There are 5 pillars of conversational software (read: blogging):
- easy technology: no HTML or dev skills necessary to participate
- discoverability: Technorati, etc shorten time to discovery
- linking and referrals create community
- permalinking to specific content allows for asynchronous reference
- syndication: pushing content to subscribers makes it simple, stoopid
Robert stated that "anti-marketing" marketing is the current confluence of events driving the prevalence of new business bloggers. Key points are that
- typical marketing content must be clean and sanitized, PR/Legal sign-off, etc before release
- nevertheless, with blogging, lack of editing lends credence to blogged conversations
- giving negative side as well does same
- immediate feedback mechanism also allows for dialogue, which lends credibility and promotes "stickiness"
- there is power in speaking to an audience of 30, due to
- targeted nature of audience
- conversational nature of interaction
Both Robert and Shel went on to state that "the creation of new [traditional] marketing techniques grows at about same rate as its decline in efficacy." Blogging overcomes this by creating an immediate, granular and opt-in (self-)segmentation of market. In other words, blogging is simply another form of disintermediation, in this case of information, allowing the consumer/customer and the business to "get the crap out of the way" and get down to the *discussion* of why a company's products do or don't work for their customers.
How does one determine whether a blogger, or reader for that matter, is legit?
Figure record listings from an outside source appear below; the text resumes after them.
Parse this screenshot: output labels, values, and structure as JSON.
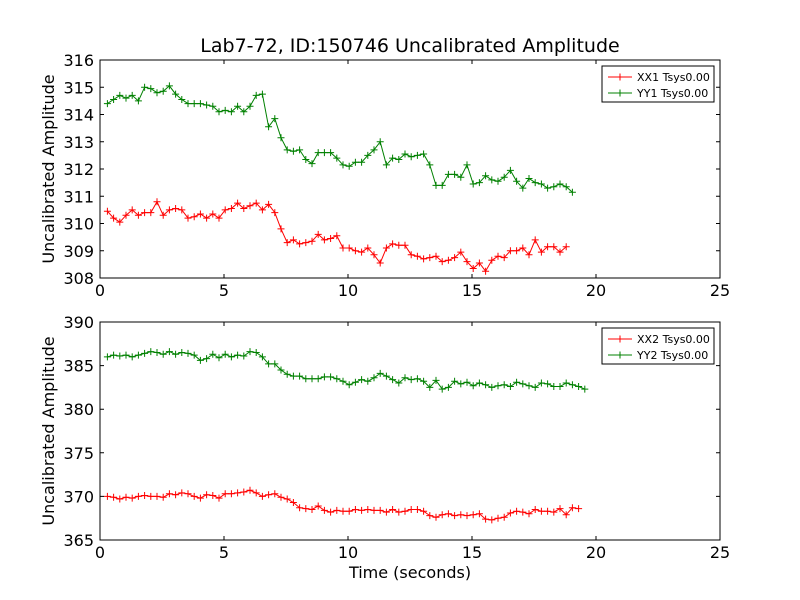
{
  "chart_data": [
    {
      "type": "line",
      "title": "Lab7-72, ID:150746 Uncalibrated Amplitude",
      "xlabel": "",
      "ylabel": "Uncalibrated Amplitude",
      "xlim": [
        0,
        25
      ],
      "ylim": [
        308,
        316
      ],
      "xticks": [
        "0",
        "5",
        "10",
        "15",
        "20",
        "25"
      ],
      "yticks": [
        "308",
        "309",
        "310",
        "311",
        "312",
        "313",
        "314",
        "315",
        "316"
      ],
      "legend": "top-right",
      "x_start": 0.3,
      "x_step": 0.25,
      "series": [
        {
          "name": "XX1 Tsys0.00",
          "color": "#ff0000",
          "values": [
            310.45,
            310.2,
            310.05,
            310.3,
            310.5,
            310.3,
            310.4,
            310.4,
            310.8,
            310.3,
            310.5,
            310.55,
            310.5,
            310.2,
            310.25,
            310.35,
            310.2,
            310.35,
            310.2,
            310.5,
            310.55,
            310.75,
            310.55,
            310.65,
            310.75,
            310.5,
            310.7,
            310.4,
            309.8,
            309.3,
            309.4,
            309.25,
            309.3,
            309.35,
            309.6,
            309.4,
            309.45,
            309.55,
            309.1,
            309.1,
            309.0,
            308.95,
            309.1,
            308.85,
            308.55,
            309.1,
            309.25,
            309.2,
            309.2,
            308.85,
            308.8,
            308.7,
            308.75,
            308.8,
            308.6,
            308.65,
            308.75,
            308.95,
            308.6,
            308.35,
            308.55,
            308.25,
            308.65,
            308.8,
            308.75,
            309.0,
            309.0,
            309.1,
            308.85,
            309.4,
            308.95,
            309.15,
            309.15,
            308.95,
            309.15
          ]
        },
        {
          "name": "YY1 Tsys0.00",
          "color": "#008000",
          "values": [
            314.4,
            314.55,
            314.7,
            314.6,
            314.7,
            314.5,
            315.0,
            314.95,
            314.8,
            314.85,
            315.05,
            314.75,
            314.55,
            314.4,
            314.4,
            314.4,
            314.35,
            314.3,
            314.1,
            314.15,
            314.1,
            314.3,
            314.1,
            314.3,
            314.7,
            314.75,
            313.55,
            313.85,
            313.15,
            312.7,
            312.65,
            312.7,
            312.35,
            312.2,
            312.6,
            312.6,
            312.6,
            312.4,
            312.15,
            312.1,
            312.25,
            312.25,
            312.5,
            312.7,
            313.0,
            312.15,
            312.4,
            312.35,
            312.55,
            312.45,
            312.5,
            312.55,
            312.15,
            311.4,
            311.4,
            311.8,
            311.8,
            311.7,
            312.15,
            311.45,
            311.5,
            311.75,
            311.6,
            311.55,
            311.7,
            311.95,
            311.55,
            311.3,
            311.65,
            311.5,
            311.45,
            311.3,
            311.35,
            311.45,
            311.35,
            311.15
          ]
        }
      ]
    },
    {
      "type": "line",
      "title": "",
      "xlabel": "Time (seconds)",
      "ylabel": "Uncalibrated Amplitude",
      "xlim": [
        0,
        25
      ],
      "ylim": [
        365,
        390
      ],
      "xticks": [
        "0",
        "5",
        "10",
        "15",
        "20",
        "25"
      ],
      "yticks": [
        "365",
        "370",
        "375",
        "380",
        "385",
        "390"
      ],
      "legend": "top-right",
      "x_start": 0.3,
      "x_step": 0.25,
      "series": [
        {
          "name": "XX2 Tsys0.00",
          "color": "#ff0000",
          "values": [
            370.0,
            369.9,
            369.7,
            369.9,
            369.8,
            370.0,
            370.1,
            370.0,
            370.0,
            369.9,
            370.3,
            370.2,
            370.4,
            370.3,
            370.0,
            369.8,
            370.2,
            370.1,
            369.8,
            370.3,
            370.3,
            370.4,
            370.5,
            370.7,
            370.4,
            370.0,
            370.2,
            370.3,
            369.9,
            369.7,
            369.3,
            368.7,
            368.6,
            368.5,
            368.9,
            368.4,
            368.2,
            368.4,
            368.3,
            368.3,
            368.5,
            368.4,
            368.5,
            368.4,
            368.4,
            368.2,
            368.5,
            368.2,
            368.3,
            368.5,
            368.5,
            368.3,
            367.8,
            367.6,
            367.9,
            368.0,
            367.8,
            367.9,
            367.8,
            367.9,
            368.0,
            367.4,
            367.3,
            367.5,
            367.6,
            368.1,
            368.3,
            368.2,
            368.0,
            368.5,
            368.3,
            368.3,
            368.2,
            368.6,
            367.9,
            368.7,
            368.6
          ]
        },
        {
          "name": "YY2 Tsys0.00",
          "color": "#008000",
          "values": [
            386.0,
            386.2,
            386.1,
            386.2,
            386.0,
            386.2,
            386.4,
            386.6,
            386.5,
            386.3,
            386.6,
            386.3,
            386.5,
            386.4,
            386.2,
            385.6,
            385.8,
            386.3,
            385.9,
            386.3,
            386.0,
            386.2,
            386.1,
            386.6,
            386.5,
            386.0,
            385.2,
            385.2,
            384.5,
            384.0,
            383.8,
            383.8,
            383.5,
            383.5,
            383.5,
            383.7,
            383.7,
            383.5,
            383.2,
            382.8,
            383.1,
            383.4,
            383.2,
            383.6,
            384.1,
            383.8,
            383.4,
            383.0,
            383.6,
            383.4,
            383.5,
            383.2,
            382.5,
            383.3,
            382.3,
            382.5,
            383.2,
            382.9,
            383.1,
            382.7,
            383.0,
            382.8,
            382.5,
            382.7,
            382.8,
            382.6,
            383.1,
            382.9,
            382.7,
            382.5,
            383.0,
            382.9,
            382.6,
            382.6,
            383.0,
            382.8,
            382.6,
            382.3
          ]
        }
      ]
    }
  ]
}
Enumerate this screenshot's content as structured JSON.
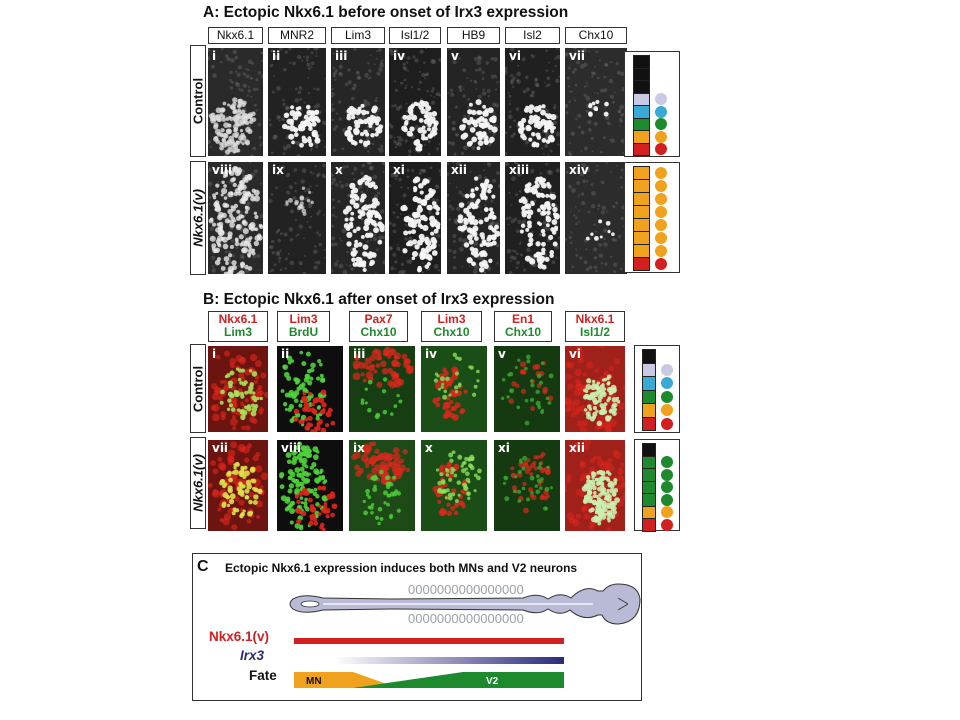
{
  "section_a": {
    "title": "A: Ectopic Nkx6.1 before onset of Irx3 expression",
    "columns": [
      "Nkx6.1",
      "MNR2",
      "Lim3",
      "Isl1/2",
      "HB9",
      "Isl2",
      "Chx10"
    ],
    "rows": [
      "Control",
      "Nkx6.1(v)"
    ],
    "panel_labels_row1": [
      "i",
      "ii",
      "iii",
      "iv",
      "v",
      "vi",
      "vii"
    ],
    "panel_labels_row2": [
      "viii",
      "ix",
      "x",
      "xi",
      "xii",
      "xiii",
      "xiv"
    ]
  },
  "section_b": {
    "title": "B: Ectopic Nkx6.1 after onset of Irx3 expression",
    "columns": [
      {
        "red": "Nkx6.1",
        "green": "Lim3"
      },
      {
        "red": "Lim3",
        "green": "BrdU"
      },
      {
        "red": "Pax7",
        "green": "Chx10"
      },
      {
        "red": "Lim3",
        "green": "Chx10"
      },
      {
        "red": "En1",
        "green": "Chx10"
      },
      {
        "red": "Nkx6.1",
        "green": "Isl1/2"
      }
    ],
    "rows": [
      "Control",
      "Nkx6.1(v)"
    ],
    "panel_labels_row1": [
      "i",
      "ii",
      "iii",
      "iv",
      "v",
      "vi"
    ],
    "panel_labels_row2": [
      "vii",
      "viii",
      "ix",
      "x",
      "xi",
      "xii"
    ]
  },
  "section_c": {
    "label": "C",
    "title": "Ectopic Nkx6.1 expression induces both MNs and V2 neurons",
    "somite_glyphs": "0000000000000000",
    "row_labels": {
      "nkx": "Nkx6.1(v)",
      "irx": "Irx3",
      "fate": "Fate"
    },
    "fate_labels": {
      "mn": "MN",
      "v2": "V2"
    }
  },
  "colors": {
    "red": "#d21f1f",
    "orange": "#f0a21e",
    "green": "#1e8a2e",
    "cyan": "#39a9d6",
    "lavender": "#c9c9e3",
    "black": "#111111",
    "navy": "#2b2a7a",
    "embryo": "#b9bbd6"
  },
  "legends": {
    "a_control": [
      {
        "box": "#111111",
        "dot": null
      },
      {
        "box": "#111111",
        "dot": null
      },
      {
        "box": "#111111",
        "dot": null
      },
      {
        "box": "#c9c9e3",
        "dot": "#c9c9e3"
      },
      {
        "box": "#39a9d6",
        "dot": "#39a9d6"
      },
      {
        "box": "#1e8a2e",
        "dot": "#1e8a2e"
      },
      {
        "box": "#f0a21e",
        "dot": "#f0a21e"
      },
      {
        "box": "#d21f1f",
        "dot": "#d21f1f"
      }
    ],
    "a_nkx": [
      {
        "box": "#f0a21e",
        "dot": "#f0a21e"
      },
      {
        "box": "#f0a21e",
        "dot": "#f0a21e"
      },
      {
        "box": "#f0a21e",
        "dot": "#f0a21e"
      },
      {
        "box": "#f0a21e",
        "dot": "#f0a21e"
      },
      {
        "box": "#f0a21e",
        "dot": "#f0a21e"
      },
      {
        "box": "#f0a21e",
        "dot": "#f0a21e"
      },
      {
        "box": "#f0a21e",
        "dot": "#f0a21e"
      },
      {
        "box": "#d21f1f",
        "dot": "#d21f1f"
      }
    ],
    "b_control": [
      {
        "box": "#111111",
        "dot": null
      },
      {
        "box": "#c9c9e3",
        "dot": "#c9c9e3"
      },
      {
        "box": "#39a9d6",
        "dot": "#39a9d6"
      },
      {
        "box": "#1e8a2e",
        "dot": "#1e8a2e"
      },
      {
        "box": "#f0a21e",
        "dot": "#f0a21e"
      },
      {
        "box": "#d21f1f",
        "dot": "#d21f1f"
      }
    ],
    "b_nkx": [
      {
        "box": "#111111",
        "dot": null
      },
      {
        "box": "#1e8a2e",
        "dot": "#1e8a2e"
      },
      {
        "box": "#1e8a2e",
        "dot": "#1e8a2e"
      },
      {
        "box": "#1e8a2e",
        "dot": "#1e8a2e"
      },
      {
        "box": "#1e8a2e",
        "dot": "#1e8a2e"
      },
      {
        "box": "#f0a21e",
        "dot": "#f0a21e"
      },
      {
        "box": "#d21f1f",
        "dot": "#d21f1f"
      }
    ]
  }
}
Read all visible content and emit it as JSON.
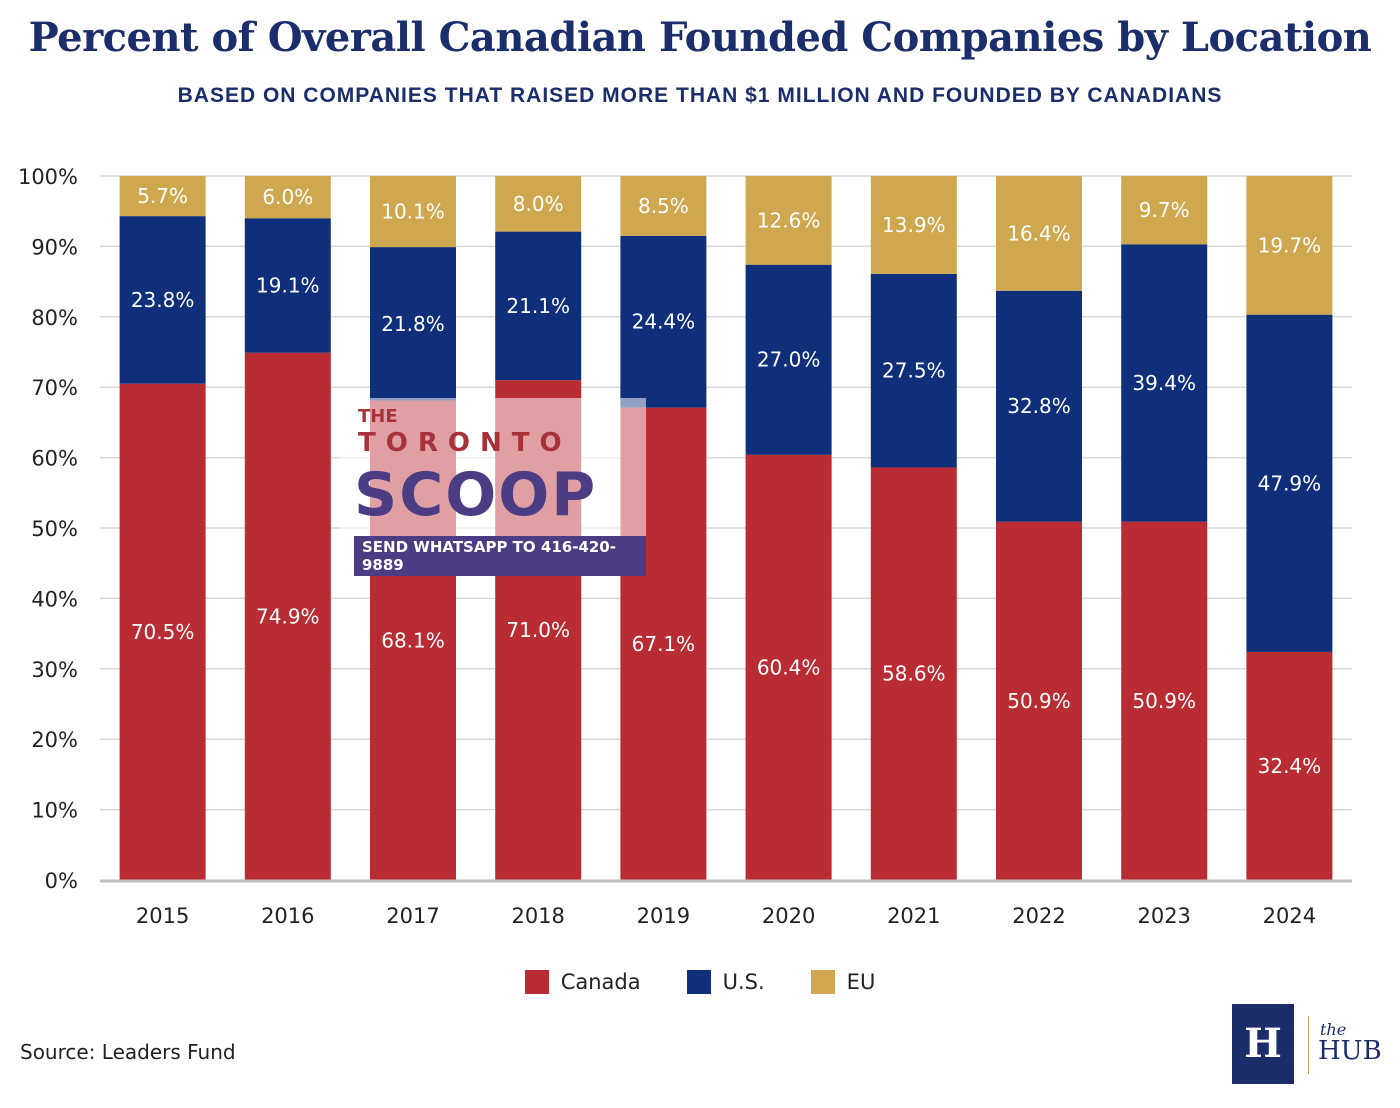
{
  "chart_data": {
    "type": "bar",
    "stacked": true,
    "title": "Percent of Overall Canadian Founded Companies by Location",
    "subtitle": "BASED ON COMPANIES THAT RAISED MORE THAN $1 MILLION AND FOUNDED BY CANADIANS",
    "categories": [
      "2015",
      "2016",
      "2017",
      "2018",
      "2019",
      "2020",
      "2021",
      "2022",
      "2023",
      "2024"
    ],
    "series": [
      {
        "name": "Canada",
        "color": "#b92c33",
        "values": [
          70.5,
          74.9,
          68.1,
          71.0,
          67.1,
          60.4,
          58.6,
          50.9,
          50.9,
          32.4
        ]
      },
      {
        "name": "U.S.",
        "color": "#0f2f7a",
        "values": [
          23.8,
          19.1,
          21.8,
          21.1,
          24.4,
          27.0,
          27.5,
          32.8,
          39.4,
          47.9
        ]
      },
      {
        "name": "EU",
        "color": "#cfa74f",
        "values": [
          5.7,
          6.0,
          10.1,
          8.0,
          8.5,
          12.6,
          13.9,
          16.4,
          9.7,
          19.7
        ]
      }
    ],
    "value_labels": [
      [
        "70.5%",
        "74.9%",
        "68.1%",
        "71.0%",
        "67.1%",
        "60.4%",
        "58.6%",
        "50.9%",
        "50.9%",
        "32.4%"
      ],
      [
        "23.8%",
        "19.1%",
        "21.8%",
        "21.1%",
        "24.4%",
        "27.0%",
        "27.5%",
        "32.8%",
        "39.4%",
        "47.9%"
      ],
      [
        "5.7%",
        "6.0%",
        "10.1%",
        "8.0%",
        "8.5%",
        "12.6%",
        "13.9%",
        "16.4%",
        "9.7%",
        "19.7%"
      ]
    ],
    "yticks": [
      "0%",
      "10%",
      "20%",
      "30%",
      "40%",
      "50%",
      "60%",
      "70%",
      "80%",
      "90%",
      "100%"
    ],
    "ylim": [
      0,
      100
    ],
    "grid": true,
    "legend_position": "bottom-center"
  },
  "source": "Source: Leaders Fund",
  "watermark": {
    "the": "THE",
    "toronto": "TORONTO",
    "scoop": "SCOOP",
    "ribbon": "SEND WHATSAPP TO 416-420-9889"
  },
  "logo": {
    "mark": "H",
    "the": "the",
    "hub": "HUB"
  },
  "colors": {
    "title": "#1b2d6b",
    "grid": "#d9d9d9",
    "axis": "#bfbfbf"
  }
}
There exists a 2-way trust mechanism within any community, in that known third parties vouch for newcomers; thus, both sides of the conversation achieve validity in the eyes of the other. Further, norms of communication are informally employed such that the community provides its aggregate opinion on the author (reader, product, etc), serving as a de facto public opinion survey. A message's validity is thereby controlled by the reading public through feedback to ensure that the author's side of the conversation "stays honest."
IMHO, the guys closed with what for me is the real reason for business blogging's being: "engaging the customer in the product feedback cycle is the key to the longevity of blogging." Flip that on its head and you arrive at the conclusion that engaging the customer in a conversation on product development via blogging will become key in any company's longevity. I asked them about this later as they signed my personal copy of their book, and they agreed that introducing the customer into the product development cycle, from concept and design thru to testing and acceptance, is what will create a sustainable competitive advantage for those companies with 1) the vision to see how blogging can entirely change interaction with their customers, and 2) the ability to skillfully implement a blogging program that is not subsequently derailed by attempts to turn it into an overt PR channel or other mechanism for "controlling" interactions with customers.
And there you have it -- why I blog in the first place.